Reasoning with Inductively Defined Relations in the HOL Theorem Prover.
Report 265, University of Cambridge Computer Laboratory, 1992.
*)
Comb = Trancl +
(** Datatype definition of combinators S and K, with infixed application **)
datatype comb = K
| S
| "#" comb comb (infixl 90)
(** Inductive definition of contractions, -1->
and (multi-step) reductions, --->
**)
consts
contract :: "(comb*comb) set"
"-1->" :: [comb,comb] => bool (infixl 50)
"--->" :: [comb,comb] => bool (infixl 50)
translations
"x -1-> y" == "(x,y) : contract"
"x ---> y" == "(x,y) : contract^*"
inductive "contract"
intrs
K "K#x#y -1-> x"
S "S#x#y#z -1-> (x#z)#(y#z)"
Ap1 "x-1->y ==> x#z -1-> y#z"
Ap2 "x-1->y ==> z#x -1-> z#y"
(** Inductive definition of parallel contractions, =1=>
and (multi-step) parallel reductions, ===>
**)
consts
parcontract :: "(comb*comb) set"
"=1=>" :: [comb,comb] => bool (infixl 50)

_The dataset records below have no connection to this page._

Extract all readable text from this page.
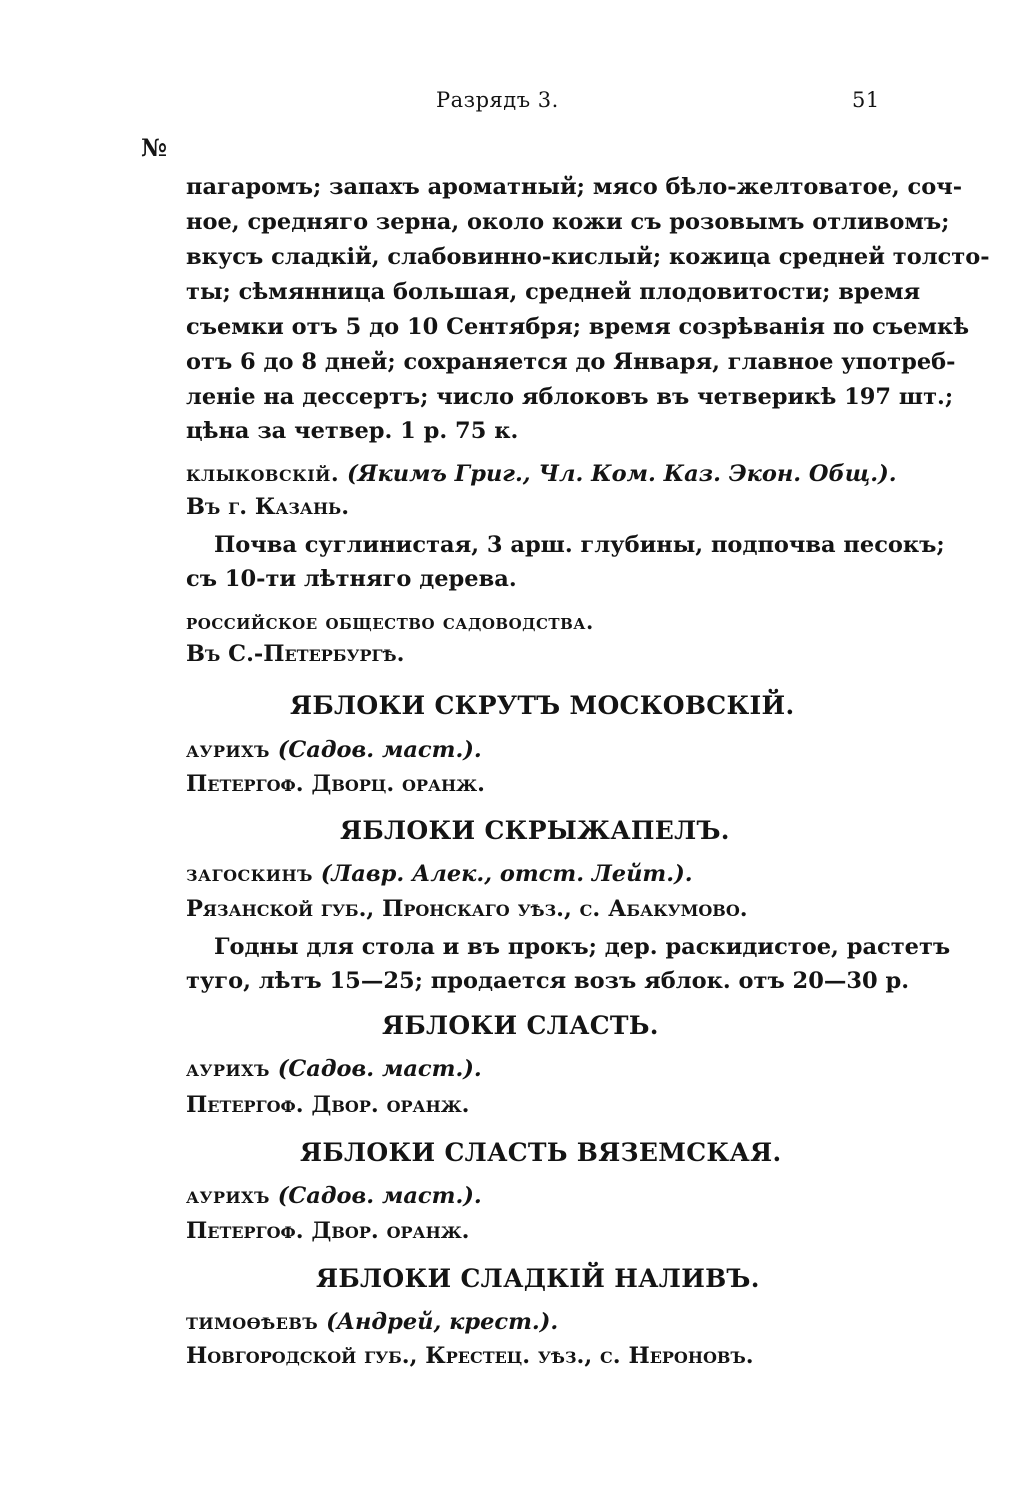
Разрядъ 3.	51
№
пагаромъ; запахъ ароматный; мясо бѣло-желтоватое, соч-
ное, средняго зерна, около кожи съ розовымъ отливомъ;
вкусъ сладкій, слабовинно-кислый; кожица средней толсто-
ты; сѣмянница большая, средней плодовитости; время
съемки отъ 5 до 10 Сентября; время созрѣванія по съемкѣ
отъ 6 до 8 дней; сохраняется до Января, главное употреб-
леніе на дессертъ; число яблоковъ въ четверикѣ 197 шт.;
цѣна за четвер. 1 р. 75 к.
клыковскій. (Якимъ Григ., Чл. Ком. Каз. Экон. Общ.).
Въ г. Казань.
Почва суглинистая, 3 арш. глубины, подпочва песокъ;
съ 10-ти лѣтняго дерева.
российское общество садоводства.
Въ С.-Петербургѣ.
ЯБЛОКИ СКРУТЪ МОСКОВСКІЙ.
аурихъ (Садов. маст.).
Петергоф. Дворц. оранж.
ЯБЛОКИ СКРЫЖАПЕЛЪ.
загоскинъ (Лавр. Алек., отст. Лейт.).
Рязанской губ., Пронскаго уѣз., с. Абакумово.
Годны для стола и въ прокъ; дер. раскидистое, растетъ
туго, лѣтъ 15—25; продается возъ яблок. отъ 20—30 р.
ЯБЛОКИ СЛАСТЬ.
аурихъ (Садов. маст.).
Петергоф. Двор. оранж.
ЯБЛОКИ СЛАСТЬ ВЯЗЕМСКАЯ.
аурихъ (Садов. маст.).
Петергоф. Двор. оранж.
ЯБЛОКИ СЛАДКІЙ НАЛИВЪ.
тимоѳѣевъ (Андрей, крест.).
Новгородской губ., Крестец. уѣз., с. Нероновъ.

"===>" :: [comb,comb] => bool (infixl 50)
translations
"x =1=> y" == "(x,y) : parcontract"
"x ===> y" == "(x,y) : parcontract^*"
inductive "parcontract"
intrs
refl "x =1=> x"
K "K#x#y =1=> x"
S "S#x#y#z =1=> (x#z)#(y#z)"
Ap "[| x=1=>y; z=1=>w |] ==> x#z =1=> y#w"
(*Misc definitions*)
constdefs
I :: comb
"I == S#K#K"
(*confluence; Lambda/Commutation treats this more abstractly*)
diamond :: "('a * 'a)set => bool"
"diamond(r) == ALL x y. (x,y):r -->
(ALL y'. (x,y'):r -->
(EX z. (y,z):r & (y',z) : r))"
end